Android Pay launches in UK; 28% of consumers worried about digital payment security

The UK is an important market for mobile payments given the adoption of contactless payment.
The UK is an important market for mobile payments given the adoption of contactless payment.

Security and payment experts warn that the Google-backed Android Pay UK launch on 18 May is promising, however could be held back by concerns over malware.

“With Android Pay's arrival in the UK, we are continuing to see a real shift in the payments landscape, causing further momentum in an already extensive contactless NFC terminal infrastructure. However, despite consumer uptake of contactless payments, many are still wary of mobile payments and security is one of the biggest concerns holding them back from adopting the technology,” says Jose Diaz, director of payment strategy at Thales e-Security.

According to data from a PYMNTS study on mobile wallet usage, 40 percent said they were satisfied with their current payment method. Additionally, 28 percent were worried about security and 16 percent were not aware as to how mobile payments work.

Key takeaways prove that consumers of Android Pay, along with others such as Apple Pay either don't care, didn't know how or forgot to use the contactless method. The numbers show that consumers may not be ready for widespread adoption of any mobile wallet players just yet.

The UK is an important market for mobile payments given the adoption of contactless payment. New data from Visa Europe shows that 20 percent of all physical card payments under £30 in the UK are now contactless payments.
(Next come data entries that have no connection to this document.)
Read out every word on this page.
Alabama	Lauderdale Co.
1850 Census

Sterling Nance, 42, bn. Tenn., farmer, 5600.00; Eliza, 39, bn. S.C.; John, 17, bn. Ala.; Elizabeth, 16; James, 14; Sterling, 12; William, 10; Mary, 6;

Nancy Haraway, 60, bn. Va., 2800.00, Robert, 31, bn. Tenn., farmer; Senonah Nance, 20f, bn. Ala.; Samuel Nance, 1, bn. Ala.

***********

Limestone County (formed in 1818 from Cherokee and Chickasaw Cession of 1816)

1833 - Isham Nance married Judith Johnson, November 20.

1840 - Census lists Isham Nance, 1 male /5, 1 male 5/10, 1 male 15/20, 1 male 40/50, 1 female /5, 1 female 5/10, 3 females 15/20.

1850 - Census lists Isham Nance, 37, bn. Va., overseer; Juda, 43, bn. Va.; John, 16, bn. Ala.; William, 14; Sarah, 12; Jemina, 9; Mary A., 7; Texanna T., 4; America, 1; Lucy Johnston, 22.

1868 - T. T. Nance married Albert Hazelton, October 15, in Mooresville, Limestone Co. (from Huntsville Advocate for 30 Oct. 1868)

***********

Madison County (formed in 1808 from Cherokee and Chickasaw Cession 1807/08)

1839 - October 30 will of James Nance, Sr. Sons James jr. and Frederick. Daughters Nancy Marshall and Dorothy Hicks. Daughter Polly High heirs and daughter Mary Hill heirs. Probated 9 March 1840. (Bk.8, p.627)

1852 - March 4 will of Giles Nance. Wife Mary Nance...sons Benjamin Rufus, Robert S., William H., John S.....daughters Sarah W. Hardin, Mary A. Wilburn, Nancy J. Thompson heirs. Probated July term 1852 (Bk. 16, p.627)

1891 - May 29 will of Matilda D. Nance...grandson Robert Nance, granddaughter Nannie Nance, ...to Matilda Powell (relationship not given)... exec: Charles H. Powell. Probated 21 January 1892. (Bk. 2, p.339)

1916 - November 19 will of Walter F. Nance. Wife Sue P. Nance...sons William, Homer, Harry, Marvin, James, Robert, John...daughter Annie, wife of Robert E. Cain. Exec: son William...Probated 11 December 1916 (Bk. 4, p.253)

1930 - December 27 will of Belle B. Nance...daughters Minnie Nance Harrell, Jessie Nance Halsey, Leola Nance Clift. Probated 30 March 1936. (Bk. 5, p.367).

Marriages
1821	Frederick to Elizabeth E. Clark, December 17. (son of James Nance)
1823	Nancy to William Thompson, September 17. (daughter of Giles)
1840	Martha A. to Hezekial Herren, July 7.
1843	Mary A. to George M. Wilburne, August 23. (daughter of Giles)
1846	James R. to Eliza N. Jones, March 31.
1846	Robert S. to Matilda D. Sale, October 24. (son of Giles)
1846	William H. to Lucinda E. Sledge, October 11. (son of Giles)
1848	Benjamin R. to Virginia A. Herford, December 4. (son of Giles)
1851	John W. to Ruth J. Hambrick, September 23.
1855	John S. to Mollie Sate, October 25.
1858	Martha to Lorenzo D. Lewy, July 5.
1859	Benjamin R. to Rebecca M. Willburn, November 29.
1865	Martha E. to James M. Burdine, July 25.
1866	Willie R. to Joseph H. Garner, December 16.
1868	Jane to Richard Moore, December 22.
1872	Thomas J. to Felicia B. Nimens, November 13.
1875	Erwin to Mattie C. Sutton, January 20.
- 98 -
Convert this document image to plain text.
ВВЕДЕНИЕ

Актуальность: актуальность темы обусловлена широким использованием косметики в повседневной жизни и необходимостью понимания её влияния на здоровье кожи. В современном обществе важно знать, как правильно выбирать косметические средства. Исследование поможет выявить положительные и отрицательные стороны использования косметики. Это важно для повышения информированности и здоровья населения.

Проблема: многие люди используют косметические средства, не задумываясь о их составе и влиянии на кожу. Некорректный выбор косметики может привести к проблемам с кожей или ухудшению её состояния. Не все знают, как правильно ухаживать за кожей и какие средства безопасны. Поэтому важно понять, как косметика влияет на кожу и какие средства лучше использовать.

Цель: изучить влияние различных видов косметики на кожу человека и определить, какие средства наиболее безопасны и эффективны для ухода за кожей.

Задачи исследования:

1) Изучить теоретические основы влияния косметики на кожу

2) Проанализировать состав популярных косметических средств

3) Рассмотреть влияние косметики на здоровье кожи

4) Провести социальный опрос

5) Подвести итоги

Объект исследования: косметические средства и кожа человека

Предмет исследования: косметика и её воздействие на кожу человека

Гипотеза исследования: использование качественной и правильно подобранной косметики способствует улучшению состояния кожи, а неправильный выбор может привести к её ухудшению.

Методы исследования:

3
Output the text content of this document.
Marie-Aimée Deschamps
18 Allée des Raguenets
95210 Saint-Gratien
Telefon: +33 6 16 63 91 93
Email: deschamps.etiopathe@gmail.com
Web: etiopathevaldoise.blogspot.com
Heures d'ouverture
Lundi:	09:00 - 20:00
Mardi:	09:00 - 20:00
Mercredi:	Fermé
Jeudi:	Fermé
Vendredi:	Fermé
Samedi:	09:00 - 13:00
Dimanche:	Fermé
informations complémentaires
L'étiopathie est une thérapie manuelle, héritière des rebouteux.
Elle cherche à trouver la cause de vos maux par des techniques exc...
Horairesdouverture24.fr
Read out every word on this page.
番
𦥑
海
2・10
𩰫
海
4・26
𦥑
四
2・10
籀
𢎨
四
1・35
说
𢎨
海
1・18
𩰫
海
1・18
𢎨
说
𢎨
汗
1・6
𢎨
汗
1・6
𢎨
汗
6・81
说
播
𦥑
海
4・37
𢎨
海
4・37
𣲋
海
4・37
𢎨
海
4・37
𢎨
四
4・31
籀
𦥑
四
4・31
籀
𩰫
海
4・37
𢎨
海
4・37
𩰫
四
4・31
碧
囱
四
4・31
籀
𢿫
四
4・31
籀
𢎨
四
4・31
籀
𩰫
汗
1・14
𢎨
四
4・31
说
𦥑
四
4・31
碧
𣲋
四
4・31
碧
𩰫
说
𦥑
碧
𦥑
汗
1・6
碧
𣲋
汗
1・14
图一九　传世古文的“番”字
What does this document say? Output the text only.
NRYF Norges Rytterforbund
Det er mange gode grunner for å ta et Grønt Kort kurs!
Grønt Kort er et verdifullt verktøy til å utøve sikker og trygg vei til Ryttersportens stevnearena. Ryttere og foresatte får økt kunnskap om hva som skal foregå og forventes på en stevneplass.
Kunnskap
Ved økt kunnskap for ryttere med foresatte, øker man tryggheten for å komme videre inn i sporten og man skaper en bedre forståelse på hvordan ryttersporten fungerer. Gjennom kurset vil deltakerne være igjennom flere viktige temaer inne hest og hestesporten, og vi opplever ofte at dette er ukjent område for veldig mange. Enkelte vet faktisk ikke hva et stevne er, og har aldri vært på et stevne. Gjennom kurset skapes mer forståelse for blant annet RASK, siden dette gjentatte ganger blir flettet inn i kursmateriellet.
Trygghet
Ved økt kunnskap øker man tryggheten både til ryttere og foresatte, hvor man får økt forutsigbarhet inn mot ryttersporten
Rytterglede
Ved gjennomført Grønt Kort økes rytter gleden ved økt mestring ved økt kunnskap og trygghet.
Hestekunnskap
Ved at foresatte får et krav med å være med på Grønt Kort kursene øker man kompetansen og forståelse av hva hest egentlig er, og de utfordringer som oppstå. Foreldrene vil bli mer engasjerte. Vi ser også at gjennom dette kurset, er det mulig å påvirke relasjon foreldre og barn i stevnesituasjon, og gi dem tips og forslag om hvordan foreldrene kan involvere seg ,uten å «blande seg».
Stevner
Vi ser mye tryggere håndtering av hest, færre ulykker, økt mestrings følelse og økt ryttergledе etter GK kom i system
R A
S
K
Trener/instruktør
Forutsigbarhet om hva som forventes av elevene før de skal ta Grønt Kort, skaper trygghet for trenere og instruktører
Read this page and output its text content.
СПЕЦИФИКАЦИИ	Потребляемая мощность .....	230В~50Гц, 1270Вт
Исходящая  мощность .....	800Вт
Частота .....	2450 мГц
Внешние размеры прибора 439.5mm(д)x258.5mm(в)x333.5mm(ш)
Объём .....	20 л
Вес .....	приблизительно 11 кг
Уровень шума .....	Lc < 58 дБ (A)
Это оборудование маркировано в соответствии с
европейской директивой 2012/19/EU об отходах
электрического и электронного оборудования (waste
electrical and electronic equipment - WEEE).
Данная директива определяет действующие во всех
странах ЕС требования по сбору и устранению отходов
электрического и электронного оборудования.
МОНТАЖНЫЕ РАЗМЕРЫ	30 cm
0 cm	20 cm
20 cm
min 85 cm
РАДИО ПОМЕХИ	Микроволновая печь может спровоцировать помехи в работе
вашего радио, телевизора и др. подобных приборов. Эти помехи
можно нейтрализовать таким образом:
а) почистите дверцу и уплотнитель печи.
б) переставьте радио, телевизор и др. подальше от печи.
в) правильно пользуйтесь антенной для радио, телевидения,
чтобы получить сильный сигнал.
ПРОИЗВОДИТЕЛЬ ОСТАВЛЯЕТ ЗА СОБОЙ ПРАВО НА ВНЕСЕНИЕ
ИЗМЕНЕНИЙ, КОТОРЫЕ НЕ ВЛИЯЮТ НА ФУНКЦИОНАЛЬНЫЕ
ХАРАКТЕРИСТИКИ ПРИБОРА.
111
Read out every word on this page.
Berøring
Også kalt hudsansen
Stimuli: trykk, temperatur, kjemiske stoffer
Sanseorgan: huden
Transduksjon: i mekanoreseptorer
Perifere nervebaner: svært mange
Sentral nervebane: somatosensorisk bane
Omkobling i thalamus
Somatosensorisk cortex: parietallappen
The Bank of Scotland, First Direct, Halifax, HSBC and Lloyds Bank are among a few of Android Pay's supported banks in the UK.

Through the expansion of its APIs, Google is working to make it easier for developers to cut steps out of the path to accepting digital payments on Android Pay and provide speedy checkout to apps such as Airbnb, Yelp and Uber.

Apple Pay launched nearly a year ago in Britain, however Android noted in a blog post that the UK is “one of the most advanced contactless nations in the world”, proving their confidence in UK consumers' use of contactless cards.

“Android Pay's low barrier to entry – most smartphones are NFC-enabled these days – means it'll have a more wide-reaching impact on how Brits pay for goods than Apple Pay has had alone,” said Ernest Doku, telecoms expert at uSwitch.

Android Pay will continue to launch in new countries in the near future.